The Greatest Draft Class
Looking back over the past 20 years, it’s clear that 2008 is the greatest draft class of the era. The draft class didn’t lead to an immediate super bowl run; nevertheless, it set up a winning foundation that would stick with the Falcons for the next decade and produced a franchise quarterback. This draft was also the first for new first-time Head Coach and General Manager Mike Smith and Thomas Dimitroff, raising the degree of difficulty. On top of that, the franchise was still reeling from the loss of Michael Vick.
Atlanta desperately needed a quarterback, and hitting on the Matt Ryan draft pick was one of the main differentiators that solidified my decision to give 2008 the title of the greatest draft class. Drafting a franchise quarterback is one of the hardest things to execute in professional football. A new regime hitting on the position in year one accelerated their timeline for a winning roster. The Falcons made the playoffs in Matt Ryan’s rookie year after finishing last in the NFC South at 4-12 the year prior, but Ryan wasn’t the only rookie making contributions.
A Foundation for Success
Second-round pick Curtis Lofton was a year-one starter and started all four years of his rookie contract before going to the division-rival Saints. Third-round picks Thomas DeCoud and Harry Douglas didn’t make much noise during their rookie seasons, but both would develop into key players.

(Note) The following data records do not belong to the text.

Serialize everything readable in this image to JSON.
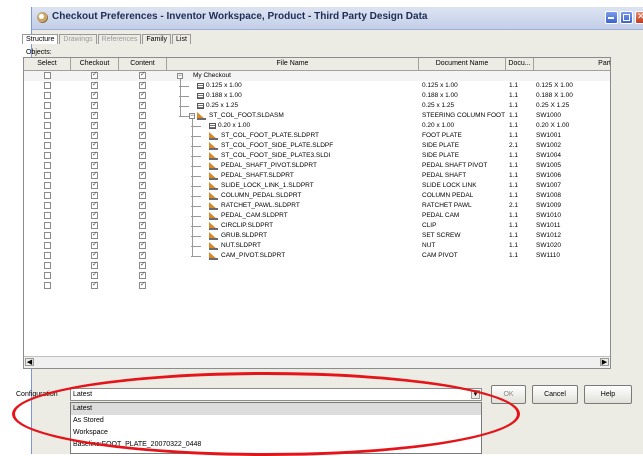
{
  "window": {
    "title": "Checkout Preferences - Inventor Workspace, Product - Third Party Design Data"
  },
  "tabs": [
    {
      "label": "Structure",
      "state": "active"
    },
    {
      "label": "Drawings",
      "state": "disabled"
    },
    {
      "label": "References",
      "state": "disabled"
    },
    {
      "label": "Family",
      "state": "normal"
    },
    {
      "label": "List",
      "state": "normal"
    }
  ],
  "objects_label": "Objects:",
  "table": {
    "columns": [
      "Select",
      "Checkout",
      "Content",
      "File Name",
      "Document Name",
      "Docu...",
      "Part"
    ],
    "rows": [
      {
        "select": false,
        "checkout": true,
        "content": true,
        "depth": 0,
        "icon": "none",
        "expander": "minus",
        "file": "My Checkout",
        "doc": "",
        "rev": "",
        "part": ""
      },
      {
        "select": false,
        "checkout": true,
        "content": true,
        "depth": 1,
        "icon": "table-icon",
        "expander": "",
        "file": "0.125 x 1.00",
        "doc": "0.125 x 1.00",
        "rev": "1.1",
        "part": "0.125 X 1.00"
      },
      {
        "select": false,
        "checkout": true,
        "content": true,
        "depth": 1,
        "icon": "table-icon",
        "expander": "",
        "file": "0.188 x 1.00",
        "doc": "0.188 x 1.00",
        "rev": "1.1",
        "part": "0.188 X 1.00"
      },
      {
        "select": false,
        "checkout": true,
        "content": true,
        "depth": 1,
        "icon": "table-icon",
        "expander": "",
        "file": "0.25 x 1.25",
        "doc": "0.25 x 1.25",
        "rev": "1.1",
        "part": "0.25 X 1.25"
      },
      {
        "select": false,
        "checkout": true,
        "content": true,
        "depth": 1,
        "icon": "assembly-icon",
        "expander": "minus",
        "file": "ST_COL_FOOT.SLDASM",
        "doc": "STEERING COLUMN FOOT",
        "rev": "1.1",
        "part": "SW1000"
      },
      {
        "select": false,
        "checkout": true,
        "content": true,
        "depth": 2,
        "icon": "table-icon",
        "expander": "",
        "file": "0.20 x 1.00",
        "doc": "0.20 x 1.00",
        "rev": "1.1",
        "part": "0.20 X 1.00"
      },
      {
        "select": false,
        "checkout": true,
        "content": true,
        "depth": 2,
        "icon": "part-icon",
        "expander": "",
        "file": "ST_COL_FOOT_PLATE.SLDPRT",
        "doc": "FOOT PLATE",
        "rev": "1.1",
        "part": "SW1001"
      },
      {
        "select": false,
        "checkout": true,
        "content": true,
        "depth": 2,
        "icon": "part-icon",
        "expander": "",
        "file": "ST_COL_FOOT_SIDE_PLATE.SLDPF",
        "doc": "SIDE PLATE",
        "rev": "2.1",
        "part": "SW1002"
      },
      {
        "select": false,
        "checkout": true,
        "content": true,
        "depth": 2,
        "icon": "part-icon",
        "expander": "",
        "file": "ST_COL_FOOT_SIDE_PLATE3.SLDI",
        "doc": "SIDE PLATE",
        "rev": "1.1",
        "part": "SW1004"
      },
      {
        "select": false,
        "checkout": true,
        "content": true,
        "depth": 2,
        "icon": "part-icon",
        "expander": "",
        "file": "PEDAL_SHAFT_PIVOT.SLDPRT",
        "doc": "PEDAL SHAFT PIVOT",
        "rev": "1.1",
        "part": "SW1005"
      },
      {
        "select": false,
        "checkout": true,
        "content": true,
        "depth": 2,
        "icon": "part-icon",
        "expander": "",
        "file": "PEDAL_SHAFT.SLDPRT",
        "doc": "PEDAL SHAFT",
        "rev": "1.1",
        "part": "SW1006"
      },
      {
        "select": false,
        "checkout": true,
        "content": true,
        "depth": 2,
        "icon": "part-icon",
        "expander": "",
        "file": "SLIDE_LOCK_LINK_1.SLDPRT",
        "doc": "SLIDE LOCK LINK",
        "rev": "1.1",
        "part": "SW1007"
      },
      {
        "select": false,
        "checkout": true,
        "content": true,
        "depth": 2,
        "icon": "part-icon",
        "expander": "",
        "file": "COLUMN_PEDAL.SLDPRT",
        "doc": "COLUMN PEDAL",
        "rev": "1.1",
        "part": "SW1008"
      },
      {
        "select": false,
        "checkout": true,
        "content": true,
        "depth": 2,
        "icon": "part-icon",
        "expander": "",
        "file": "RATCHET_PAWL.SLDPRT",
        "doc": "RATCHET PAWL",
        "rev": "2.1",
        "part": "SW1009"
      },
      {
        "select": false,
        "checkout": true,
        "content": true,
        "depth": 2,
        "icon": "part-icon",
        "expander": "",
        "file": "PEDAL_CAM.SLDPRT",
        "doc": "PEDAL CAM",
        "rev": "1.1",
        "part": "SW1010"
      },
      {
        "select": false,
        "checkout": true,
        "content": true,
        "depth": 2,
        "icon": "part-icon",
        "expander": "",
        "file": "CIRCLIP.SLDPRT",
        "doc": "CLIP",
        "rev": "1.1",
        "part": "SW1011"
      },
      {
        "select": false,
        "checkout": true,
        "content": true,
        "depth": 2,
        "icon": "part-icon",
        "expander": "",
        "file": "GRUB.SLDPRT",
        "doc": "SET SCREW",
        "rev": "1.1",
        "part": "SW1012"
      },
      {
        "select": false,
        "checkout": true,
        "content": true,
        "depth": 2,
        "icon": "part-icon",
        "expander": "",
        "file": "NUT.SLDPRT",
        "doc": "NUT",
        "rev": "1.1",
        "part": "SW1020"
      },
      {
        "select": false,
        "checkout": true,
        "content": true,
        "depth": 2,
        "icon": "part-icon",
        "expander": "",
        "file": "CAM_PIVOT.SLDPRT",
        "doc": "CAM PIVOT",
        "rev": "1.1",
        "part": "SW1110"
      },
      {
        "select": false,
        "checkout": true,
        "content": true,
        "depth": 0,
        "icon": "none",
        "expander": "",
        "file": "",
        "doc": "",
        "rev": "",
        "part": ""
      },
      {
        "select": false,
        "checkout": true,
        "content": true,
        "depth": 0,
        "icon": "none",
        "expander": "",
        "file": "",
        "doc": "",
        "rev": "",
        "part": ""
      },
      {
        "select": false,
        "checkout": true,
        "content": true,
        "depth": 0,
        "icon": "none",
        "expander": "",
        "file": "",
        "doc": "",
        "rev": "",
        "part": ""
      }
    ]
  },
  "configuration": {
    "label": "Configuration",
    "value": "Latest",
    "options": [
      "Latest",
      "As Stored",
      "Workspace",
      "Baseline:FOOT_PLATE_20070322_0448"
    ]
  },
  "buttons": {
    "ok": "OK",
    "cancel": "Cancel",
    "help": "Help"
  },
  "colors": {
    "annotation": "#e51419",
    "title_text": "#1d2d55",
    "part_icon": "#d88a2a"
  }
}
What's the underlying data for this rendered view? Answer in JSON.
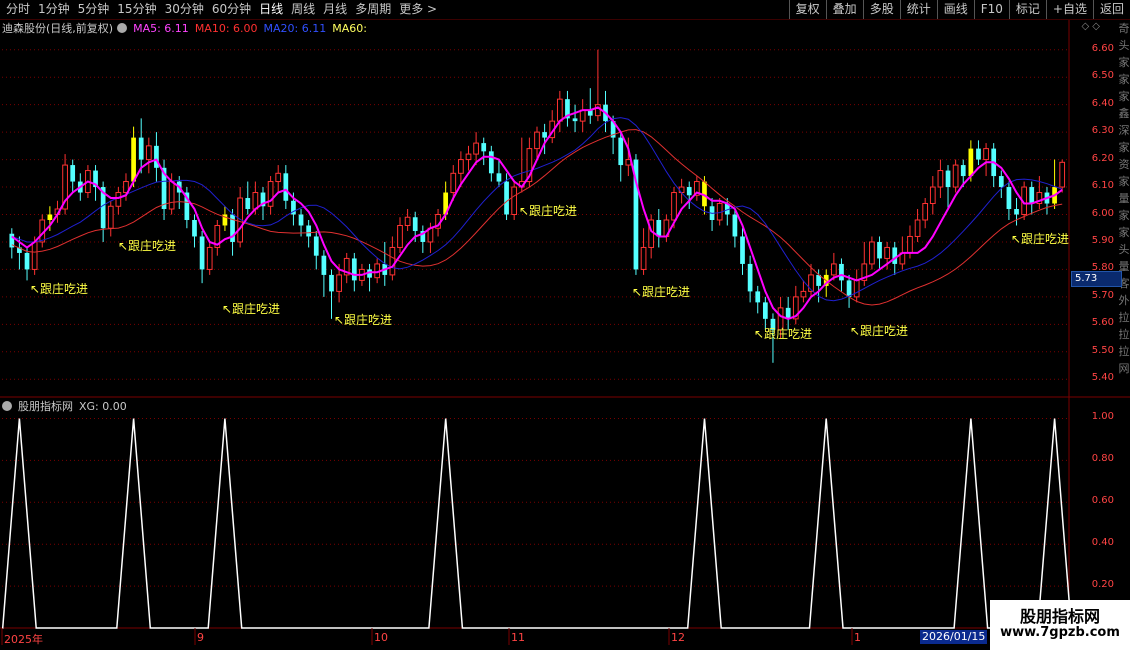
{
  "toolbar": {
    "periods": [
      "分时",
      "1分钟",
      "5分钟",
      "15分钟",
      "30分钟",
      "60分钟",
      "日线",
      "周线",
      "月线",
      "多周期",
      "更多 >"
    ],
    "active_period": "日线",
    "buttons": [
      "复权",
      "叠加",
      "多股",
      "统计",
      "画线",
      "F10",
      "标记",
      "+自选",
      "返回"
    ]
  },
  "main_header": {
    "stock_name": "迪森股份(日线,前复权)",
    "ma5": "MA5: 6.11",
    "ma10": "MA10: 6.00",
    "ma20": "MA20: 6.11",
    "ma60": "MA60:"
  },
  "sub_header": {
    "title": "股朋指标网",
    "xg": "XG: 0.00"
  },
  "colors": {
    "up": "#ff3232",
    "down": "#54ffff",
    "signal": "#ffff00",
    "ma5": "#ff00ff",
    "ma10": "#e03030",
    "ma20": "#2020d0",
    "axis": "#ff4444",
    "grid": "#7a0000"
  },
  "price_tag": "5.73",
  "annotation_text": "↖跟庄吃进",
  "date_labels": [
    "2025年",
    "9",
    "10",
    "11",
    "12",
    "1"
  ],
  "selected_date": "2026/01/15",
  "side_strip_text": "奇头家家家鑫深家资家量家家头量客外拉拉拉网",
  "watermark": {
    "line1": "股朋指标网",
    "line2": "www.7gpzb.com"
  },
  "chart_data": [
    {
      "type": "candlestick",
      "title": "迪森股份(日线,前复权)",
      "ylim": [
        5.35,
        6.65
      ],
      "y_ticks": [
        5.4,
        5.5,
        5.6,
        5.7,
        5.8,
        5.9,
        6.0,
        6.1,
        6.2,
        6.3,
        6.4,
        6.5,
        6.6
      ],
      "candles": [
        [
          5.93,
          5.88,
          5.95,
          5.84
        ],
        [
          5.88,
          5.86,
          5.92,
          5.8
        ],
        [
          5.86,
          5.8,
          5.88,
          5.76
        ],
        [
          5.8,
          5.9,
          5.92,
          5.78
        ],
        [
          5.9,
          5.98,
          6.0,
          5.88
        ],
        [
          5.98,
          6.0,
          6.03,
          5.94
        ],
        [
          6.0,
          6.02,
          6.05,
          5.97
        ],
        [
          6.02,
          6.18,
          6.22,
          6.0
        ],
        [
          6.18,
          6.12,
          6.2,
          6.08
        ],
        [
          6.12,
          6.08,
          6.15,
          6.05
        ],
        [
          6.08,
          6.16,
          6.18,
          6.06
        ],
        [
          6.16,
          6.1,
          6.18,
          6.05
        ],
        [
          6.1,
          5.95,
          6.12,
          5.9
        ],
        [
          5.95,
          6.03,
          6.05,
          5.92
        ],
        [
          6.03,
          6.08,
          6.1,
          6.0
        ],
        [
          6.08,
          6.12,
          6.15,
          6.05
        ],
        [
          6.12,
          6.28,
          6.32,
          6.1
        ],
        [
          6.28,
          6.2,
          6.35,
          6.15
        ],
        [
          6.2,
          6.25,
          6.28,
          6.15
        ],
        [
          6.25,
          6.17,
          6.3,
          6.12
        ],
        [
          6.17,
          6.02,
          6.2,
          5.98
        ],
        [
          6.02,
          6.12,
          6.15,
          6.0
        ],
        [
          6.12,
          6.08,
          6.14,
          6.02
        ],
        [
          6.08,
          5.98,
          6.1,
          5.95
        ],
        [
          5.98,
          5.92,
          6.0,
          5.88
        ],
        [
          5.92,
          5.8,
          5.94,
          5.75
        ],
        [
          5.8,
          5.88,
          5.9,
          5.78
        ],
        [
          5.88,
          5.96,
          5.98,
          5.85
        ],
        [
          5.96,
          6.0,
          6.03,
          5.94
        ],
        [
          6.0,
          5.9,
          6.02,
          5.85
        ],
        [
          5.9,
          6.06,
          6.1,
          5.88
        ],
        [
          6.06,
          6.02,
          6.12,
          6.0
        ],
        [
          6.02,
          6.08,
          6.12,
          6.0
        ],
        [
          6.08,
          6.03,
          6.1,
          5.98
        ],
        [
          6.03,
          6.12,
          6.14,
          6.0
        ],
        [
          6.12,
          6.15,
          6.18,
          6.08
        ],
        [
          6.15,
          6.05,
          6.18,
          6.02
        ],
        [
          6.05,
          6.0,
          6.08,
          5.96
        ],
        [
          6.0,
          5.96,
          6.02,
          5.92
        ],
        [
          5.96,
          5.92,
          5.98,
          5.88
        ],
        [
          5.92,
          5.85,
          5.94,
          5.8
        ],
        [
          5.85,
          5.78,
          5.87,
          5.7
        ],
        [
          5.78,
          5.72,
          5.8,
          5.62
        ],
        [
          5.72,
          5.78,
          5.82,
          5.68
        ],
        [
          5.78,
          5.84,
          5.86,
          5.75
        ],
        [
          5.84,
          5.76,
          5.86,
          5.72
        ],
        [
          5.76,
          5.8,
          5.82,
          5.74
        ],
        [
          5.8,
          5.77,
          5.82,
          5.72
        ],
        [
          5.77,
          5.82,
          5.84,
          5.75
        ],
        [
          5.82,
          5.78,
          5.9,
          5.74
        ],
        [
          5.78,
          5.88,
          5.92,
          5.76
        ],
        [
          5.88,
          5.96,
          5.99,
          5.86
        ],
        [
          5.96,
          5.99,
          6.02,
          5.94
        ],
        [
          5.99,
          5.94,
          6.01,
          5.9
        ],
        [
          5.94,
          5.9,
          5.96,
          5.86
        ],
        [
          5.9,
          5.95,
          5.97,
          5.86
        ],
        [
          5.95,
          6.0,
          6.02,
          5.92
        ],
        [
          6.0,
          6.08,
          6.12,
          5.98
        ],
        [
          6.08,
          6.15,
          6.18,
          6.05
        ],
        [
          6.15,
          6.2,
          6.23,
          6.1
        ],
        [
          6.2,
          6.22,
          6.25,
          6.16
        ],
        [
          6.22,
          6.26,
          6.3,
          6.18
        ],
        [
          6.26,
          6.23,
          6.28,
          6.18
        ],
        [
          6.23,
          6.15,
          6.25,
          6.12
        ],
        [
          6.15,
          6.12,
          6.2,
          6.1
        ],
        [
          6.12,
          6.0,
          6.15,
          5.98
        ],
        [
          6.0,
          6.1,
          6.12,
          5.98
        ],
        [
          6.1,
          6.12,
          6.28,
          6.08
        ],
        [
          6.12,
          6.24,
          6.28,
          6.1
        ],
        [
          6.24,
          6.3,
          6.32,
          6.2
        ],
        [
          6.3,
          6.28,
          6.33,
          6.22
        ],
        [
          6.28,
          6.34,
          6.38,
          6.26
        ],
        [
          6.34,
          6.42,
          6.45,
          6.3
        ],
        [
          6.42,
          6.35,
          6.45,
          6.32
        ],
        [
          6.35,
          6.34,
          6.4,
          6.3
        ],
        [
          6.34,
          6.38,
          6.42,
          6.3
        ],
        [
          6.38,
          6.36,
          6.46,
          6.33
        ],
        [
          6.36,
          6.4,
          6.6,
          6.34
        ],
        [
          6.4,
          6.34,
          6.45,
          6.3
        ],
        [
          6.34,
          6.28,
          6.36,
          6.22
        ],
        [
          6.28,
          6.18,
          6.3,
          6.12
        ],
        [
          6.18,
          6.2,
          6.28,
          6.14
        ],
        [
          6.2,
          5.8,
          6.22,
          5.78
        ],
        [
          5.8,
          5.88,
          5.95,
          5.78
        ],
        [
          5.88,
          5.98,
          6.0,
          5.84
        ],
        [
          5.98,
          5.92,
          6.02,
          5.88
        ],
        [
          5.92,
          5.98,
          6.0,
          5.9
        ],
        [
          5.98,
          6.08,
          6.1,
          5.95
        ],
        [
          6.08,
          6.1,
          6.13,
          6.04
        ],
        [
          6.1,
          6.07,
          6.12,
          6.02
        ],
        [
          6.07,
          6.12,
          6.14,
          6.05
        ],
        [
          6.12,
          6.03,
          6.14,
          6.0
        ],
        [
          6.03,
          5.98,
          6.06,
          5.94
        ],
        [
          5.98,
          6.04,
          6.06,
          5.96
        ],
        [
          6.04,
          6.0,
          6.06,
          5.96
        ],
        [
          6.0,
          5.92,
          6.02,
          5.88
        ],
        [
          5.92,
          5.82,
          5.95,
          5.78
        ],
        [
          5.82,
          5.72,
          5.85,
          5.68
        ],
        [
          5.72,
          5.68,
          5.74,
          5.64
        ],
        [
          5.68,
          5.62,
          5.7,
          5.58
        ],
        [
          5.62,
          5.58,
          5.64,
          5.46
        ],
        [
          5.58,
          5.66,
          5.7,
          5.55
        ],
        [
          5.66,
          5.62,
          5.7,
          5.58
        ],
        [
          5.62,
          5.7,
          5.74,
          5.6
        ],
        [
          5.7,
          5.72,
          5.76,
          5.68
        ],
        [
          5.72,
          5.78,
          5.82,
          5.7
        ],
        [
          5.78,
          5.74,
          5.8,
          5.68
        ],
        [
          5.74,
          5.78,
          5.8,
          5.7
        ],
        [
          5.78,
          5.82,
          5.86,
          5.76
        ],
        [
          5.82,
          5.76,
          5.84,
          5.72
        ],
        [
          5.76,
          5.7,
          5.78,
          5.66
        ],
        [
          5.7,
          5.76,
          5.8,
          5.68
        ],
        [
          5.76,
          5.82,
          5.9,
          5.74
        ],
        [
          5.82,
          5.9,
          5.92,
          5.8
        ],
        [
          5.9,
          5.84,
          5.92,
          5.8
        ],
        [
          5.84,
          5.88,
          5.9,
          5.8
        ],
        [
          5.88,
          5.82,
          5.9,
          5.78
        ],
        [
          5.82,
          5.86,
          5.92,
          5.8
        ],
        [
          5.86,
          5.92,
          5.96,
          5.84
        ],
        [
          5.92,
          5.98,
          6.02,
          5.9
        ],
        [
          5.98,
          6.04,
          6.06,
          5.95
        ],
        [
          6.04,
          6.1,
          6.14,
          6.0
        ],
        [
          6.1,
          6.16,
          6.2,
          6.06
        ],
        [
          6.16,
          6.1,
          6.18,
          6.02
        ],
        [
          6.1,
          6.18,
          6.2,
          6.08
        ],
        [
          6.18,
          6.14,
          6.2,
          6.1
        ],
        [
          6.14,
          6.24,
          6.27,
          6.12
        ],
        [
          6.24,
          6.2,
          6.27,
          6.18
        ],
        [
          6.2,
          6.24,
          6.26,
          6.14
        ],
        [
          6.24,
          6.14,
          6.26,
          6.1
        ],
        [
          6.14,
          6.1,
          6.16,
          6.06
        ],
        [
          6.1,
          6.02,
          6.12,
          5.98
        ],
        [
          6.02,
          6.0,
          6.06,
          5.96
        ],
        [
          6.0,
          6.1,
          6.12,
          5.98
        ],
        [
          6.1,
          6.04,
          6.12,
          6.0
        ],
        [
          6.04,
          6.08,
          6.14,
          6.02
        ],
        [
          6.08,
          6.04,
          6.1,
          6.0
        ],
        [
          6.04,
          6.1,
          6.2,
          6.02
        ],
        [
          6.1,
          6.19,
          6.2,
          6.08
        ]
      ],
      "signal_candles": [
        5,
        16,
        28,
        57,
        91,
        107,
        126,
        137
      ],
      "ma5": [
        5.92,
        5.9,
        5.88,
        5.9,
        5.93,
        5.96,
        6.0,
        6.05,
        6.08,
        6.1,
        6.12,
        6.11,
        6.08,
        6.06,
        6.06,
        6.07,
        6.12,
        6.17,
        6.19,
        6.2,
        6.15,
        6.12,
        6.1,
        6.06,
        6.02,
        5.95,
        5.9,
        5.89,
        5.91,
        5.92,
        5.95,
        5.99,
        6.02,
        6.04,
        6.05,
        6.08,
        6.09,
        6.06,
        6.04,
        6.01,
        5.96,
        5.89,
        5.83,
        5.8,
        5.79,
        5.78,
        5.78,
        5.79,
        5.79,
        5.8,
        5.81,
        5.85,
        5.89,
        5.92,
        5.93,
        5.95,
        5.96,
        6.0,
        6.06,
        6.11,
        6.15,
        6.19,
        6.21,
        6.21,
        6.2,
        6.16,
        6.12,
        6.1,
        6.14,
        6.2,
        6.26,
        6.3,
        6.34,
        6.36,
        6.37,
        6.38,
        6.38,
        6.39,
        6.37,
        6.34,
        6.3,
        6.24,
        6.12,
        6.02,
        5.94,
        5.92,
        5.92,
        5.97,
        6.02,
        6.05,
        6.08,
        6.07,
        6.05,
        6.05,
        6.04,
        6.02,
        5.96,
        5.88,
        5.8,
        5.72,
        5.66,
        5.63,
        5.62,
        5.63,
        5.66,
        5.7,
        5.72,
        5.75,
        5.77,
        5.78,
        5.77,
        5.76,
        5.77,
        5.78,
        5.8,
        5.82,
        5.84,
        5.86,
        5.86,
        5.86,
        5.88,
        5.92,
        5.97,
        6.02,
        6.07,
        6.11,
        6.14,
        6.17,
        6.19,
        6.19,
        6.17,
        6.13,
        6.08,
        6.04,
        6.04,
        6.05,
        6.06,
        6.07,
        6.09
      ],
      "ma10": 6.0,
      "ma20": 6.11,
      "ma60": null
    },
    {
      "type": "line",
      "title": "股朋指标网",
      "ylim": [
        0.0,
        1.05
      ],
      "y_ticks": [
        0.2,
        0.4,
        0.6,
        0.8,
        1.0
      ],
      "series": [
        {
          "name": "XG",
          "spikes_at_candle": [
            1,
            16,
            28,
            57,
            91,
            107,
            126,
            137
          ],
          "peak": 1.0
        }
      ]
    }
  ]
}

DeCoud became a five-year starter and was a pro bowler the year the Falcons went to the NFCC in 2013. Douglas became an excellent WR3 on a team that eventually featured Julio Jones, Roddey White, and Tony Gonzalez. He also had a 1000-yard season and shouldered WR1 duties in 2013 when both Julio and Roddy were out most of the season due to injury.
While the team did miss on day two picks Sam Baker and Chevis Jackson, they found a nice rotational piece and stopgap starter in fan-favorite outside linebacker Kroy Biermann in round five. Biermann played for the Falcons for eight years and started 3 of them. The 2008 class isn’t very flashy beyond the Matt Ryan pick, but it takes substance to be considered the greatest draft class. Not all players signed a second contract with the Falcons, but most did find work elsewhere and had solid NFL careers.
The 2008 class helped set the tone for a new era in Falcons football, an era that would go down as the most winning in franchise history. The decision-makers took a drastically different approach than the current regime of Arthur Smith and Terry Fontenot did with their first draft, and their boldness was rewarded. The team secured the coveted franchise quarterback and found plus starters and key rotational pieces that contributed for years—an impressive feat that fans should admire all these years later.